A preocupação de Paraná para com a afinação do berimbau com a melodia da cantiga também está presente nas gravações da maioria de seus contemporâneos. Na sua faixa “Santa Maria,” por exemplo, Traíra afinou os três berimbaus como segue: berra-boi (Fa3 – Sol3), gunga (Sol3 – Lab3), e viola (Sib3 – Do4) e com esta afinação, o mestre cantou a ladainha em Fa menor.1 Note que a nota mais baixa (Fa) funciona como a fundamental e as outras pertencem a tonalidade de Fa menor, incluindo a triada Fa, Lab e Do. Em “Quadras” e “Corridos,” mestre Bimba afinou seu berimbau em Solb3 – Lab3 e cantou usando a maioria das notas da escala de La bemol maior. Caiçara usou dois berimbaus afinados em uníssono (La3 – Si3) nas faixas cantadas e utilizou ambas notas como fundamentais no canto: Na primeira faixa ele canta em Si maior e na segunda em La maior. Em “Quem quiser moça bonita,” Camafeu de Oxossi afinou o gunga em Sol3 – La3 e a viola em Do#4 – Re4 (embora a viola só toca a nota baixa) e canta em Mi menor. Embora nenhum berimbau toca a fundamental, os três tons tocados pelos berimbaus pertencem a escala de Mi menor—note que a nota mais baixa do gunga (Sol) e a relativa maior de Mi menor.
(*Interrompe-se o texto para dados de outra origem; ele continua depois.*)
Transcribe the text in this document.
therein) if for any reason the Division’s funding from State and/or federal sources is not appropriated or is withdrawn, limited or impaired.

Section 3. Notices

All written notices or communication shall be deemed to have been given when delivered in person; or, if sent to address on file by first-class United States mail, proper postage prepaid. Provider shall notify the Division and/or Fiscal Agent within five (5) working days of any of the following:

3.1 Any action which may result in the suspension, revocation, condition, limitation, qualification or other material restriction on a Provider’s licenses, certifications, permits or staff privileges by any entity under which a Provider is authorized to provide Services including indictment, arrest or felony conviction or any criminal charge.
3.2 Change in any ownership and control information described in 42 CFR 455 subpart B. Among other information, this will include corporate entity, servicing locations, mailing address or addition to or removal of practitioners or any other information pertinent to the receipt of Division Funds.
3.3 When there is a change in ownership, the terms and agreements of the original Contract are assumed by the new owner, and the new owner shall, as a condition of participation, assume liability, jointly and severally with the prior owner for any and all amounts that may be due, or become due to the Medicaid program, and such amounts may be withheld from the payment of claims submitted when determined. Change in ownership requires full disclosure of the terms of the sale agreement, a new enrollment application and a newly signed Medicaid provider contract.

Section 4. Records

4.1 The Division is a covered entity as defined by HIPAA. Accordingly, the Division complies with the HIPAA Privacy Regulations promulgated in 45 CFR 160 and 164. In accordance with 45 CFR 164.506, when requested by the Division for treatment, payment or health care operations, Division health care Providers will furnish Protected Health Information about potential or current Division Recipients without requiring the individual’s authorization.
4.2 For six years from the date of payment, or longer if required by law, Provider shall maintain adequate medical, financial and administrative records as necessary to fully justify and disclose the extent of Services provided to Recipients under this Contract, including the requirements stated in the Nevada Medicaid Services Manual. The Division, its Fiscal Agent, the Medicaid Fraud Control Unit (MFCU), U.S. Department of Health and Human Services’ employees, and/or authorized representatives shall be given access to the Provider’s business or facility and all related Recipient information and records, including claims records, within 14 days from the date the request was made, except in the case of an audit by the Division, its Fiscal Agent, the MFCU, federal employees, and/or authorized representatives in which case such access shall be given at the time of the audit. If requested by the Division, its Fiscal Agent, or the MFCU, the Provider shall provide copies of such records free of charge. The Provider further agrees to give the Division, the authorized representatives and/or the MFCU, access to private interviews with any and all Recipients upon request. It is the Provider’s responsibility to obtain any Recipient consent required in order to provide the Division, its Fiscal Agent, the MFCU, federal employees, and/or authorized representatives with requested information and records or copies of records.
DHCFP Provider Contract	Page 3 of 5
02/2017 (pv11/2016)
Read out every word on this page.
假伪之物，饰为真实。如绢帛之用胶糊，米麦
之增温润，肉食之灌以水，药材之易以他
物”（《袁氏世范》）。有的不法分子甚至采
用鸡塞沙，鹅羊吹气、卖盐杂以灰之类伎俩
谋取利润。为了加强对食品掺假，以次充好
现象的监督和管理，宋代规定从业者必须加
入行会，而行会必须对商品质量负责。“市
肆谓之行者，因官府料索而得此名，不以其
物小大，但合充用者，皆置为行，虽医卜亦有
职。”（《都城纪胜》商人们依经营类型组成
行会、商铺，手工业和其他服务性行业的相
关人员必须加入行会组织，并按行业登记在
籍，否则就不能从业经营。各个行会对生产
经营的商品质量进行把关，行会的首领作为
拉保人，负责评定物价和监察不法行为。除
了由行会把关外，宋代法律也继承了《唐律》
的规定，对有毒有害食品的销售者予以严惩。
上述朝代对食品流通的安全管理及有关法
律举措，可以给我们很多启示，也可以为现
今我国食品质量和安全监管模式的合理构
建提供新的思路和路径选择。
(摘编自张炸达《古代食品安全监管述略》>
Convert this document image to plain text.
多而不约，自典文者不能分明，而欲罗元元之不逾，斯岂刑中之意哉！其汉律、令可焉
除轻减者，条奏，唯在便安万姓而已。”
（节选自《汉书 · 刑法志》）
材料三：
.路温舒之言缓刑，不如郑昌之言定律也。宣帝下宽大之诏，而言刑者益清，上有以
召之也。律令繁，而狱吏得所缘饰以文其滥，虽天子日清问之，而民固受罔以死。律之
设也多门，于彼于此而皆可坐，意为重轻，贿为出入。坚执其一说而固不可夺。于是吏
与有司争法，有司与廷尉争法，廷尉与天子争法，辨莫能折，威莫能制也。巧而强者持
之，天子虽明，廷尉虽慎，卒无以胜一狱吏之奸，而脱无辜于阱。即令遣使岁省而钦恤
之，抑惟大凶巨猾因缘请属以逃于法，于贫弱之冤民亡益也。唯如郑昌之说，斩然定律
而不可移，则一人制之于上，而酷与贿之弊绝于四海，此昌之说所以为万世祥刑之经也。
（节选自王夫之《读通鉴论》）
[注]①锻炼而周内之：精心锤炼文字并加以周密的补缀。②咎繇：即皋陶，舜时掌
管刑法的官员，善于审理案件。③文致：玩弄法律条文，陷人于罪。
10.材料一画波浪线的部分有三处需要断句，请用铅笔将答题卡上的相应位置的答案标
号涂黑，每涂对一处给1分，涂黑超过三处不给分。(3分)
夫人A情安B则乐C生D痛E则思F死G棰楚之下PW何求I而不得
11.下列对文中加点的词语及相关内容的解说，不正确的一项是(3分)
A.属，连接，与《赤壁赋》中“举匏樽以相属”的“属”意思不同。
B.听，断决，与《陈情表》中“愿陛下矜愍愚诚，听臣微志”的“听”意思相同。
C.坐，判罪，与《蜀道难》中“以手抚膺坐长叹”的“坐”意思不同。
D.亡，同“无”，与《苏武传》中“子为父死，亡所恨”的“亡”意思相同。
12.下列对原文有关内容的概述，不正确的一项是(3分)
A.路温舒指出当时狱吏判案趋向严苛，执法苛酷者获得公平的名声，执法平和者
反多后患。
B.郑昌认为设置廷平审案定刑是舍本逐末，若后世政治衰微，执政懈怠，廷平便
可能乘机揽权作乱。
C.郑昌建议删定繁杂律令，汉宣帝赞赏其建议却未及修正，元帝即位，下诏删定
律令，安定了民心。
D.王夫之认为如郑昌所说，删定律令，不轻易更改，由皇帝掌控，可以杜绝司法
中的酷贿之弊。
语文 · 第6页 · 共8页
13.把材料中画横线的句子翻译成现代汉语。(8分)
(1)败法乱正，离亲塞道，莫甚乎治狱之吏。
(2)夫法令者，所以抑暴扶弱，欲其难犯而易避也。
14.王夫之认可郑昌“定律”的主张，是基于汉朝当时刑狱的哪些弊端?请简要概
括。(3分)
Todas essas gravações dos anos 60 mostram consistência na sua preocupação em afinar os berimbaus e a melodia da cantiga, mesmo que cada mestre materializou essa preocupação de maneira distinta. É interessante anotar que Pastinha, considerado o guardião das tradições da capoeira angola, foi o único que se afastou dessa lógica no seu LP. Na primeira faixa, por exemplo, o berimbau é afinado em Do3 – Reb3 mas Pastinha canta o que aparenta ser Sol major.
É importante notar que afinações precisas do berimbau não acontecem necessariamente nas rodas de capoeira, onde cantadores com diferente registro vocal se revezam o papel de solista nos corridos. Além do mais, numa roda ao vivo, os arames dos berimbaus quebram com frequência e são substituídos por outros arcos que podem ou não estar afinados na mesma nota do arco que substituíram. No entanto, a preocupação consistente com a afinação nessas gravações históricas provavelmente revela um ideal estético musical que os mestres somente podiam manter e controlar nas gravações de estúdio.
Gravações
Conceição, Ápio Patrocínio da (Camafeu de Oxossi). 1967. Berimbaus da Bahia. Musicolor, LPK-20.108 (LP).
Machado, Manoel dos Reis (Mestre Bimba). 1962. Curso de Capoeira Regional. RC-101 (LP).
Moraes, Antônio Conceição (Mestre Caiçara). 1969. Academia De Capoeira De Angola São Jorge Dos Irmãos Unidos Do Mestre Caiçara. AMC, AMCLP-5032 (LP).
Nascimento, José Ramos do (Mestre Traíra). 1963. Mestre Traíra: Capoeira da Bahia. Rio de Janeiro: Editora Xauã (LP).
Pastinha, Vicente Ferreira (Mestre Pastinha). 1969. Mestre Pastinha e Sua Academia: Capoeira Angola. Phillips R 765.097 L (LP).
Santos, Oswaldo Lisboa dos (Mestre Paraná). 1963. Capoeira: Mestre Paraná. CBS Masterworks 56126 (Compacto).
Juan Diego Díaz é professor da Universidade da Califórnia, Davis.